Friday, April 13, 2012

Breath of Fresh..What???...Smoke

After reading through blog after blog I was having a hard time deciding which one I felt the most strongly about. The new abortion law seemed to be a hot button, ironically I found it too politically incorrect to comment on. Then there was a blog about pink slime in our food being, "no big deal", which was incredibly distasteful. For someone, like me, with a degree in nutrition I found it incredibly "wrong"for pink slime to be "no big deal". But, today someone else made my mind up for me when I stepped out of People's Pharmacy with my seven week old baby and my eight year old son and received a blast of secondhand smoke in all of our faces.

The blog, Smoke and Mirrors, by Alison stayed mainstream in settling into more of a "freedom" type of approach, but I do not think the Smoke-Free Texas campaign is trying to take away the liberties or freedoms of a smoker as much as it is trying to provide the "freedom"or "liberty" to others to choose whether they want to be around secondhand smoke or not.

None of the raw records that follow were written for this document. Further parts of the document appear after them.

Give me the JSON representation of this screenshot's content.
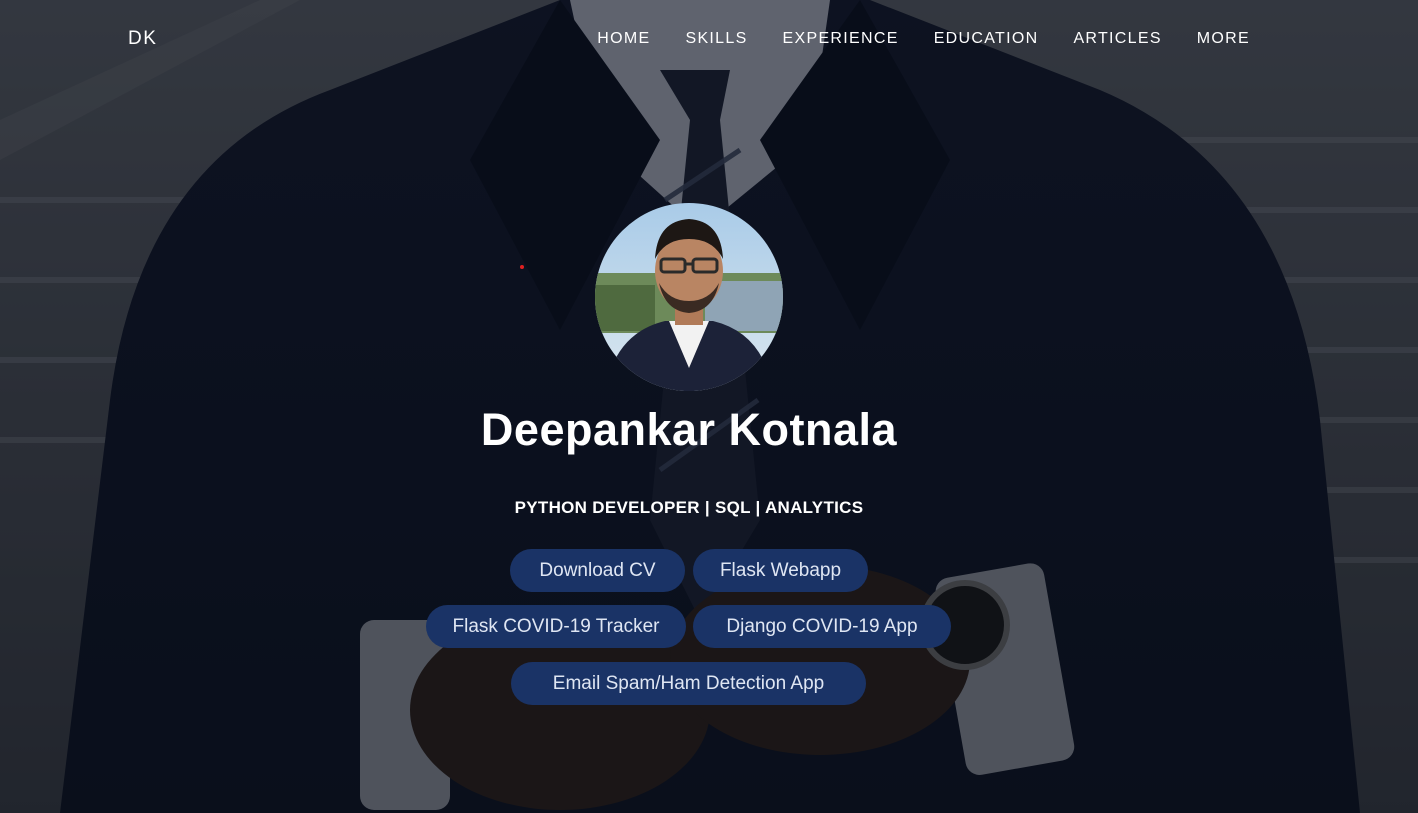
{
  "navbar": {
    "brand": "DK",
    "links": [
      "HOME",
      "SKILLS",
      "EXPERIENCE",
      "EDUCATION",
      "ARTICLES",
      "MORE"
    ]
  },
  "profile": {
    "name": "Deepankar Kotnala",
    "subtitle": "PYTHON DEVELOPER | SQL | ANALYTICS"
  },
  "buttons": {
    "download_cv": "Download CV",
    "flask_webapp": "Flask Webapp",
    "flask_covid": "Flask COVID-19 Tracker",
    "django_covid": "Django COVID-19 App",
    "spam_ham": "Email Spam/Ham Detection App"
  },
  "colors": {
    "button_bg": "#1a3366",
    "button_text": "#dfe6f3",
    "text": "#ffffff"
  }
}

In the blog she states, "No one should be forced to do what society thinks is "right" if its not what you or I view as right for ourselves." I found it counterintuitive to make such a statement without thinking about the person having to inhale the secondhand smoke. I do not smoke, and I do not think I should have to share the clean air with a smoker. She then goes on to say,  "The fact that Texas has adopted this whole "smoke free Texas" thing shows me that tomorrow I might wake up to find that I can't eat fast food because of the fat content and it's relation to heart disease." I understand where she is trying to go with this, but smoking and fast food are two very different subjects. If you CHOOSE to eat fast food you are only harming yourself and no one else around you, but if you CHOOSE to smoke outside the person next to you is affected.

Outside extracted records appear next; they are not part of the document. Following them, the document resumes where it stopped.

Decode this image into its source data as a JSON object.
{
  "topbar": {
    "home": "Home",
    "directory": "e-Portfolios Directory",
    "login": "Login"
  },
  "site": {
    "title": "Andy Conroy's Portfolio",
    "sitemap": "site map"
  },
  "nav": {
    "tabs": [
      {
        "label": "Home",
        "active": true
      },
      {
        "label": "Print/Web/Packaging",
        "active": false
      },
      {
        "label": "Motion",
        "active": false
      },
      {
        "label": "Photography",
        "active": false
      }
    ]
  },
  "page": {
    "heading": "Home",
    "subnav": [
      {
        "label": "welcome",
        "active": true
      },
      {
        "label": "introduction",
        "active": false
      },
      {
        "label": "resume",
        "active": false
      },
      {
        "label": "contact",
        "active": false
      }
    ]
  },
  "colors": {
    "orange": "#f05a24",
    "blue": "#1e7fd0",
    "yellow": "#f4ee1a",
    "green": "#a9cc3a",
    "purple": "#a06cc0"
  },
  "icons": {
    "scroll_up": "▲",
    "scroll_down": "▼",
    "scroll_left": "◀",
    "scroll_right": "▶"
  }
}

My main argument with the blog/article is that secondhand smoke leading to or not leading to cancer is a very debated topic depending on where your information is found. It is also a little more complicated than "just secondhand smoke leads to cancer". According to the American Cancer Society's Facts on Secondhand Smoke "Secondhand smoke is classified as a “known human carcinogen” (cancer-causing agent) by the US Environmental Protection Agency (EPA), the US National Toxicology Program, and the International Agency for Research on Cancer (IARC), a branch of the World Health Organization.
Tobacco smoke contains more than 7,000 chemical compounds. More than 250 of these chemicals are known to be harmful, and at least 69 are known to cause cancer.
SHS has been linked to lung cancer. There is also some evidence suggesting it may be linked with childhood leukemia and cancers of the larynx (voice box), pharynx (throat), brain, bladder, rectum, stomach, and breast."

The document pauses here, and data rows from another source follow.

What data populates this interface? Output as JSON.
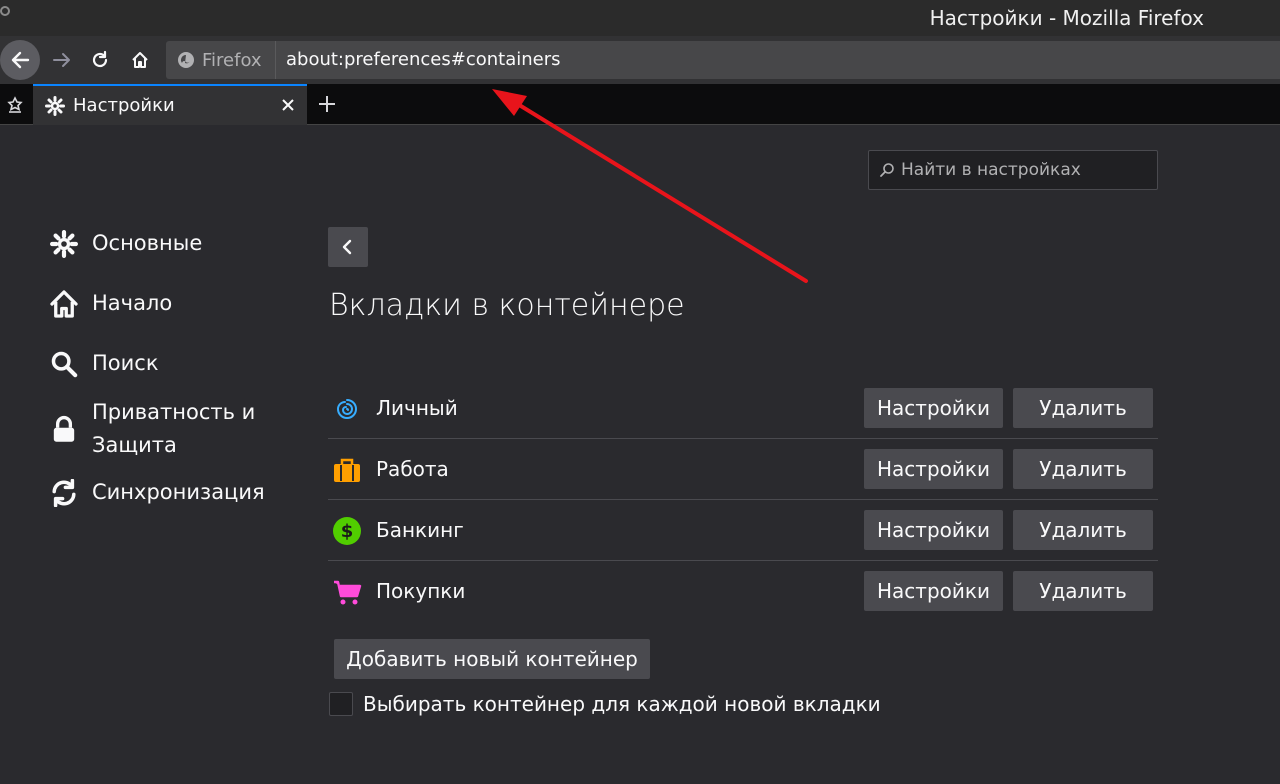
{
  "window": {
    "title": "Настройки - Mozilla Firefox"
  },
  "navbar": {
    "identity_label": "Firefox",
    "url": "about:preferences#containers",
    "icons": [
      "back-icon",
      "forward-icon",
      "reload-icon",
      "home-icon",
      "firefox-icon"
    ]
  },
  "tabbar": {
    "tab_title": "Настройки",
    "icons": [
      "pinned-icon",
      "gear-icon",
      "close-icon",
      "plus-icon"
    ]
  },
  "search": {
    "placeholder": "Найти в настройках"
  },
  "sidebar": {
    "items": [
      {
        "label": "Основные",
        "icon": "gear-icon"
      },
      {
        "label": "Начало",
        "icon": "home-icon"
      },
      {
        "label": "Поиск",
        "icon": "search-icon"
      },
      {
        "label": "Приватность и Защита",
        "icon": "lock-icon"
      },
      {
        "label": "Синхронизация",
        "icon": "sync-icon"
      }
    ]
  },
  "main": {
    "heading": "Вкладки в контейнере",
    "containers": [
      {
        "name": "Личный",
        "icon": "fingerprint-icon",
        "color": "#37adff",
        "prefs_label": "Настройки",
        "remove_label": "Удалить"
      },
      {
        "name": "Работа",
        "icon": "briefcase-icon",
        "color": "#ff9f00",
        "prefs_label": "Настройки",
        "remove_label": "Удалить"
      },
      {
        "name": "Банкинг",
        "icon": "dollar-icon",
        "color": "#51cd00",
        "prefs_label": "Настройки",
        "remove_label": "Удалить"
      },
      {
        "name": "Покупки",
        "icon": "cart-icon",
        "color": "#ff4bda",
        "prefs_label": "Настройки",
        "remove_label": "Удалить"
      }
    ],
    "add_button": "Добавить новый контейнер",
    "always_ask_label": "Выбирать контейнер для каждой новой вкладки",
    "always_ask_checked": false
  },
  "colors": {
    "accent": "#0a84ff",
    "annotation_arrow": "#e8141b"
  }
}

The EPA, IARC, WHO, National Toxicology Program, and American Cancer Society have enough research to scare me into not wanting my children exposed to secondhand smoke for any length of time if I can prevent it. I feel this law is more about protecting liberties rather than abolishing them. Who is to say you have the right to smoke (even though you are a non-smoker) and my seven week old, six year old or eight year old don't have the right to fresher "immediate"air? It is not only cancer they could contract but asthma or lower respiratory infections.

I think she made good arguments in her favor, but could have made a stronger argument by checking into any and all possible facts. Comparing the freedom to smoke with diabetes and sugar really threw me off. Sugar does not cause diabetes, and there is no correlation with sugar to diabetes especially in Type 1, to expect the world to ban sugar is unrealistic because it is not directly linked to diabetes like secondhand smoke and cancer is linked.

Maybe I am being overly critical because I also feel strongly towards this law, but in some aspects it is a lose-lose law. Both sides of the law are going to feel that they have lost their "freedom"in a sense.